Published on

Aggregation in MongoDB

Authors
  • avatar
    Name
    Hieu Cao
    Twitter

Introduction

MongoDB's aggregation framework is a powerful tool for processing and transforming data. It allows you to perform complex data analysis tasks such as filtering, grouping, sorting, and calculating aggregated results directly within the database.

In this blog, we’ll explore the basics of MongoDB’s aggregation framework, including its core components and practical examples.


Prerequisites

Before diving into aggregation, ensure you have:

  • MongoDB installed and running.
  • Access to the MongoDB shell or a database management tool.

What Is Aggregation?

Aggregation in MongoDB involves processing data records and returning computed results. It is used to analyze data patterns, extract insights, and prepare summarized reports.
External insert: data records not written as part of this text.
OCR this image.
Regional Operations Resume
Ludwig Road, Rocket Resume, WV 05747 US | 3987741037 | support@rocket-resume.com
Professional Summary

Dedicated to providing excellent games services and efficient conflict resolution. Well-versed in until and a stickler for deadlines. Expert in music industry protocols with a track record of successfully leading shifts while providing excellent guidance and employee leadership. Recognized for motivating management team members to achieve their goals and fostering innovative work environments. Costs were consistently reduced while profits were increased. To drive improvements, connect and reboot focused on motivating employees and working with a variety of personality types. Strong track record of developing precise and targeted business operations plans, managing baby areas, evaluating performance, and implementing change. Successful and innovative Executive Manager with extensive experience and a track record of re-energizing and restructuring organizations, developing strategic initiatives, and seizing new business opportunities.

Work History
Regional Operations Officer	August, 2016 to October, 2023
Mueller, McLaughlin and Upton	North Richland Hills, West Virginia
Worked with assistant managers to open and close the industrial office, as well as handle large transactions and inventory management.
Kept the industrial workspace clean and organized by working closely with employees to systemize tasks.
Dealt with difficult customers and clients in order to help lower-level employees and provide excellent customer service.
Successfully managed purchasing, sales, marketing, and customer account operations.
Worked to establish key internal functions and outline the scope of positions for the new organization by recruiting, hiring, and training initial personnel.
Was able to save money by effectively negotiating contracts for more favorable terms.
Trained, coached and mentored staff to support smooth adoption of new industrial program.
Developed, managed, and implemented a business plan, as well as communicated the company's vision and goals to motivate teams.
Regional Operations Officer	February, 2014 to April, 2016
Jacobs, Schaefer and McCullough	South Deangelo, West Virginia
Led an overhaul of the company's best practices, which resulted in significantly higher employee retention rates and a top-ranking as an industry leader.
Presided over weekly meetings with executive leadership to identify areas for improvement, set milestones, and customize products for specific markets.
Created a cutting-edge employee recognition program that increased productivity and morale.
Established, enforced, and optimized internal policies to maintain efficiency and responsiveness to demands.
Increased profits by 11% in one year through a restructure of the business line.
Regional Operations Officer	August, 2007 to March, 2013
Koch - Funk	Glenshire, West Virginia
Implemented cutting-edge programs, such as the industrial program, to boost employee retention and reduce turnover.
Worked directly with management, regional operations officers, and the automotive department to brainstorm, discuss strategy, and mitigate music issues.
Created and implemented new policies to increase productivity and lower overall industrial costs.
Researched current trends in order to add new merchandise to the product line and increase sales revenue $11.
The aggregation framework consists of a pipeline that processes data in stages.

Key Components of the Aggregation Framework:

  • Pipeline: A sequence of stages that process documents.
  • Stages: Operations like $match, $group, $project, etc., applied sequentially to the input documents.
  • Expressions: Specify calculations or transformations within stages.

Basic Aggregation Stages

1. $match: Filtering Documents

Filters the documents based on specified conditions.

Example:

Retrieve users aged above 30:

> db.users.aggregate([
  { $match: { age: { $gt: 30 } } }
]);

2. $group: Grouping Data

Groups documents by a specified field and performs aggregation operations like sum, average, etc.

Example:

Group users by isActive status and count them:

> db.users.aggregate([
  { $group: { _id: "$isActive", count: { $sum: 1 } } }
]);

3. $project: Shaping the Output

Selects specific fields and transforms the data structure.

Example:

Show only user names and ages:

> db.users.aggregate([
  { $project: { name: 1, age: 1, _id: 0 } }
]);

4. $sort: Sorting Documents

Sorts documents by specified fields in ascending or descending order.

Example:

Sort users by age in descending order:

> db.users.aggregate([
  { $sort: { age: -1 } }
]);

5. $limit and $skip: Paginating Results

  • $limit: Restricts the number of documents.
  • $skip: Skips a specified number of documents.

Example:

Retrieve the top 5 oldest users:

> db.users.aggregate([
  { $sort: { age: -1 } },
  { $limit: 5 }
]);

Combining Stages: A Full Example

Suppose we have the following sales collection:

{
  product: "Laptop",
  category: "Electronics",
  price: 1200,
  quantity: 10
},
{
  product: "Phone",
  category: "Electronics",
  price: 800,
  quantity: 20
},
{
  product: "Chair",
  category: "Furniture",
  price: 150,
  quantity: 15
}

Task:

Calculate total sales revenue for each category.

Solution:

> db.sales.aggregate([
  { $group: { _id: "$category", totalRevenue: { $sum: { $multiply: ["$price", "$quantity"] } } } },
  { $sort: { totalRevenue: -1 } }
]);

Output:

{
  _id: "Electronics",
  totalRevenue: 28000
},
{
  _id: "Furniture",
  totalRevenue: 2250
}

Tips for Using Aggregation Effectively

  1. Indexing: Use indexes to optimize performance for $match stages.
  2. Pipeline Order: Place $match and $limit early in the pipeline to reduce the dataset size.
  3. Test Incrementally: Build your pipeline step by step to debug issues more easily.
  4. Aggregation Expressions: Leverage expressions like $sum, $avg, $min, $max, and $multiply for advanced calculations.

Conclusion

The MongoDB aggregation framework is a versatile and powerful feature for data processing and analysis. By mastering its stages and expressions, you can perform a wide range of data operations efficiently. Experiment with the examples provided and explore more advanced use cases to unlock its full potential.

Happy Coding!